Amerikalı stratejistlerin koronavirüs salgını sonrası ABD'ye küresel liderlik rolü biçmeye çalıştığını aktaran Duran, ABD'nin küresel bir liderlik yapmaktan çok uzak olduğunu kaydetti.
Duran, salgın sonrası Çin'in kürsel bir güç olmak için uluslararası kurumları domine etmeye çalışacağı yönünde ileri sürülen görüşlere de değinerek şunları söyledi:
"Çin'in büyüme hızı yüzde 6'nın altına düşerse bu Çin için bir sorun. Ekonomistler büyüme hızının 1,5-2'lere ineceğini ön görüyor. Bu durumda halkını doyurmakla uğraşacağı için Çin küresel politikalara yön vermesi beklenemez."
Türkiye, Avrupa, Rusya, ABD ve Çin açısından tarihin hızlandığını vurgulayan Duran, şöyle devam etti:
"Düzensizliğe doğru hızla giden bir trenin içinde gibiyiz. Bu itibarla ülkeler kendilerine yeni denklemler üretecekler. Yeni ikili ilişkiler geliştirmek zorunda kalacaklar. Türkiye Suriye, Libya ile ilgilenmeye devam edecek. Koronavirüse rağmen bölgede çatışmalar devam ediyor.
Doğu Akdeniz'deki gerginlik ortadan kalkmış değil. Antalya Körfezine hapsedilmek istenen Türkiye, attığı adımlarla buna müsaade etmediğini ortaya koymuştur. Koronavirüs salgını sonrası da bu tavrını sürdürecektir. Türkiye uluslararası liberal düzenin iyi ve adil olmadığını dile getirerek dünya düzenini eleştiriyor. Diğer taraftan da uluslararası kurumlara destek vererek iyi çalışmasını istiyor. Yani Türkiye dünyada bir düzensizlik istemiyor.
Birçok ülke için gelecekte siyasi ayaklanmaların, gelir dağılımında uçurumların olacağı, krizlerin işsizlikle sonuçlanacağı bir dünya bekleniyor. Bu dünyanın Türkiye'ye uğramaması için içeride dayanışması yüksek bir performans ortaya koymak zorundayız.
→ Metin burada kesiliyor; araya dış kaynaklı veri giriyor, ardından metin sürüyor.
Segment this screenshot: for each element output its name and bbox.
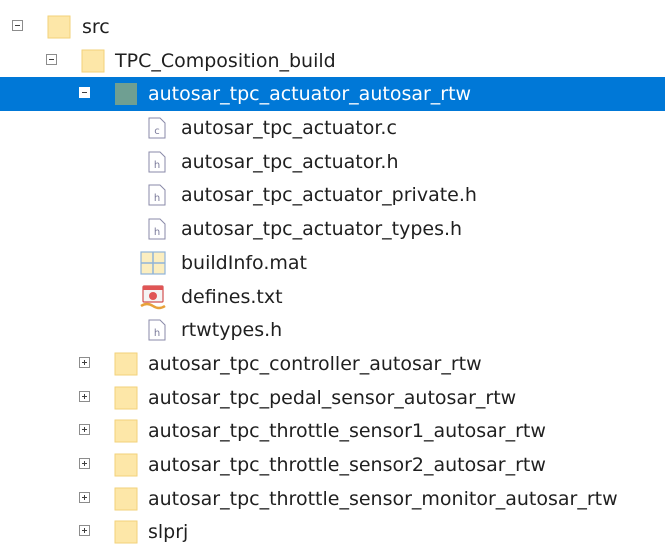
svg-text:h: h [154,160,160,171]
tree-label: autosar_tpc_actuator.h [181,150,399,173]
tree-row-defines-txt[interactable]: defines.txt [0,280,665,314]
tree-row-pedal-sensor-folder[interactable]: autosar_tpc_pedal_sensor_autosar_rtw [0,381,665,415]
tree-label: defines.txt [181,285,283,308]
tree-row-throttle-sensor-monitor-folder[interactable]: autosar_tpc_throttle_sensor_monitor_auto… [0,482,665,516]
tree-label: autosar_tpc_throttle_sensor_monitor_auto… [148,487,618,510]
tree-row-throttle-sensor1-folder[interactable]: autosar_tpc_throttle_sensor1_autosar_rtw [0,414,665,448]
mat-file-icon [140,250,166,276]
expand-toggle-icon[interactable] [79,491,90,503]
folder-icon [46,14,72,40]
collapse-toggle-icon[interactable] [12,20,23,31]
svg-text:c: c [154,126,160,137]
tree-row-actuator-types-h[interactable]: h autosar_tpc_actuator_types.h [0,212,665,246]
expand-toggle-icon[interactable] [79,525,90,537]
folder-icon [113,486,139,512]
h-file-icon: h [144,216,170,242]
tree-label: autosar_tpc_controller_autosar_rtw [148,352,482,375]
tree-row-slprj-folder[interactable]: slprj [0,515,665,549]
c-file-icon: c [144,115,170,141]
folder-icon [113,519,139,545]
tree-label: TPC_Composition_build [115,49,336,72]
tree-row-actuator-c[interactable]: c autosar_tpc_actuator.c [0,111,665,145]
folder-icon [113,81,139,107]
file-tree: src TPC_Composition_build autosar_tpc_ac… [0,10,665,549]
folder-icon [113,351,139,377]
tree-row-actuator-folder[interactable]: autosar_tpc_actuator_autosar_rtw [0,77,665,112]
tree-label: rtwtypes.h [181,319,283,342]
expand-toggle-icon[interactable] [79,390,90,402]
svg-text:h: h [154,227,160,238]
expand-toggle-icon[interactable] [79,424,90,436]
tree-row-actuator-private-h[interactable]: h autosar_tpc_actuator_private.h [0,178,665,212]
tree-label: autosar_tpc_actuator_types.h [181,218,463,241]
tree-label: autosar_tpc_actuator.c [181,117,397,140]
tree-label: autosar_tpc_throttle_sensor1_autosar_rtw [148,420,546,443]
folder-icon [113,385,139,411]
tree-row-throttle-sensor2-folder[interactable]: autosar_tpc_throttle_sensor2_autosar_rtw [0,448,665,482]
expand-toggle-icon[interactable] [79,356,90,368]
folder-icon [113,418,139,444]
tree-label: autosar_tpc_pedal_sensor_autosar_rtw [148,386,517,409]
h-file-icon: h [144,182,170,208]
h-file-icon: h [144,317,170,343]
h-file-icon: h [144,149,170,175]
text-file-icon [140,284,166,310]
tree-label: autosar_tpc_actuator_autosar_rtw [148,83,472,106]
tree-row-buildinfo-mat[interactable]: buildInfo.mat [0,246,665,280]
tree-label: autosar_tpc_throttle_sensor2_autosar_rtw [148,453,546,476]
collapse-toggle-icon[interactable] [79,87,90,99]
folder-icon [80,48,106,74]
svg-text:h: h [154,328,160,339]
svg-text:h: h [154,193,160,204]
tree-row-rtwtypes-h[interactable]: h rtwtypes.h [0,313,665,347]
tree-row-tpc-composition-build[interactable]: TPC_Composition_build [0,44,665,78]
tree-label: slprj [148,521,189,544]
tree-row-actuator-h[interactable]: h autosar_tpc_actuator.h [0,145,665,179]
tree-label: src [82,16,110,38]
folder-icon [113,452,139,478]
tree-label: buildInfo.mat [181,251,307,274]
tree-row-src[interactable]: src [0,10,665,44]
expand-toggle-icon[interactable] [79,457,90,469]
tree-row-controller-folder[interactable]: autosar_tpc_controller_autosar_rtw [0,347,665,381]
tree-label: autosar_tpc_actuator_private.h [181,184,477,207]
collapse-toggle-icon[interactable] [46,53,57,65]
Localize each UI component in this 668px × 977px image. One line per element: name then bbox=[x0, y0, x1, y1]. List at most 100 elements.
İktidarı ve muhalefeti ile asıl krizin koronavirüs salgını sonrası geleceğini görmeliyiz. Bu kriz iki aşamalı. Birincisi sağlık ve güvenlik ve yaşam tehdididir. İkincisi aşaması ekonomi ve daha ötesi olacak.
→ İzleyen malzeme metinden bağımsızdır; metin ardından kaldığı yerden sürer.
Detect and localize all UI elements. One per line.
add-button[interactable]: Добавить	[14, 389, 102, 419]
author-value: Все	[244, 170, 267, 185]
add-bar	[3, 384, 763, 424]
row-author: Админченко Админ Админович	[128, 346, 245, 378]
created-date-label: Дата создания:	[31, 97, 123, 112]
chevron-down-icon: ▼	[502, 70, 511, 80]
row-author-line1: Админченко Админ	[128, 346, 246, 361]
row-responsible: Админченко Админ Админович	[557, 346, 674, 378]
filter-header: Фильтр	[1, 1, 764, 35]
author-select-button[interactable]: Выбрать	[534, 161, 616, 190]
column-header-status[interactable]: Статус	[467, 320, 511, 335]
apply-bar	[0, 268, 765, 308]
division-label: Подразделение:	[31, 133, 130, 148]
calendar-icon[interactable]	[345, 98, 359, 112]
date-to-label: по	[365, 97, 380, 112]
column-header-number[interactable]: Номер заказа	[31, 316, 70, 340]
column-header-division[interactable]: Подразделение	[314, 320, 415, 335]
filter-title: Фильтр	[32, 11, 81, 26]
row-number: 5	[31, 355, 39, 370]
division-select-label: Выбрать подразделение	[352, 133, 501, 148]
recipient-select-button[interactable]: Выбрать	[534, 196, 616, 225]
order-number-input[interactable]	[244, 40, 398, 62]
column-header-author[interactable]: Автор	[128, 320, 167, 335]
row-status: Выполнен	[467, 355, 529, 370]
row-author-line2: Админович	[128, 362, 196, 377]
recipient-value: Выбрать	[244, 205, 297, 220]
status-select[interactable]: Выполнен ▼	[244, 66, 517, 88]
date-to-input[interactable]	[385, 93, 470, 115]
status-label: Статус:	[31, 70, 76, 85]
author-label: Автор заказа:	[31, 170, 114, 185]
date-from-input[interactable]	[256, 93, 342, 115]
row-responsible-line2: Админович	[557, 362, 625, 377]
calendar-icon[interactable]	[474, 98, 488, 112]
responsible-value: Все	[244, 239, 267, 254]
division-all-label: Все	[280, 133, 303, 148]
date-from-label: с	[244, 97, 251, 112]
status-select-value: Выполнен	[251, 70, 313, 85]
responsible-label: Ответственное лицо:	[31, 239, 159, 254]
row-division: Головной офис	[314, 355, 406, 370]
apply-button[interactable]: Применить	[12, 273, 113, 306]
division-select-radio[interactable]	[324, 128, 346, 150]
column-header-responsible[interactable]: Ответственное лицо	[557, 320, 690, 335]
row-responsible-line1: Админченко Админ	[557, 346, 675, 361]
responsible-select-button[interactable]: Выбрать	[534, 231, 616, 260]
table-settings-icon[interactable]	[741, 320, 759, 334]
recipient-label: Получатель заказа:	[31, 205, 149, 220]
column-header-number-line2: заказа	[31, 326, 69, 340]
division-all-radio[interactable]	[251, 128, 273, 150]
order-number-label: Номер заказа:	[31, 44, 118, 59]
O halde Türkiye olarak bizim bu tehdide bu kriz dönemine hazır olmamız lazım. Bu nedenle partizan, güncel, siyasi polemiklerle Türkiye'nin ortaya koyduğu performansı, yapması gerekenleri birlikteliğimizi riske atmayalım. İstikrarın gerekli olduğu, güvenlik konularının öne çıkacağı bir dünyada devlet kapasitesinin güçlendirilmesi vazgeçilmez bir husustur."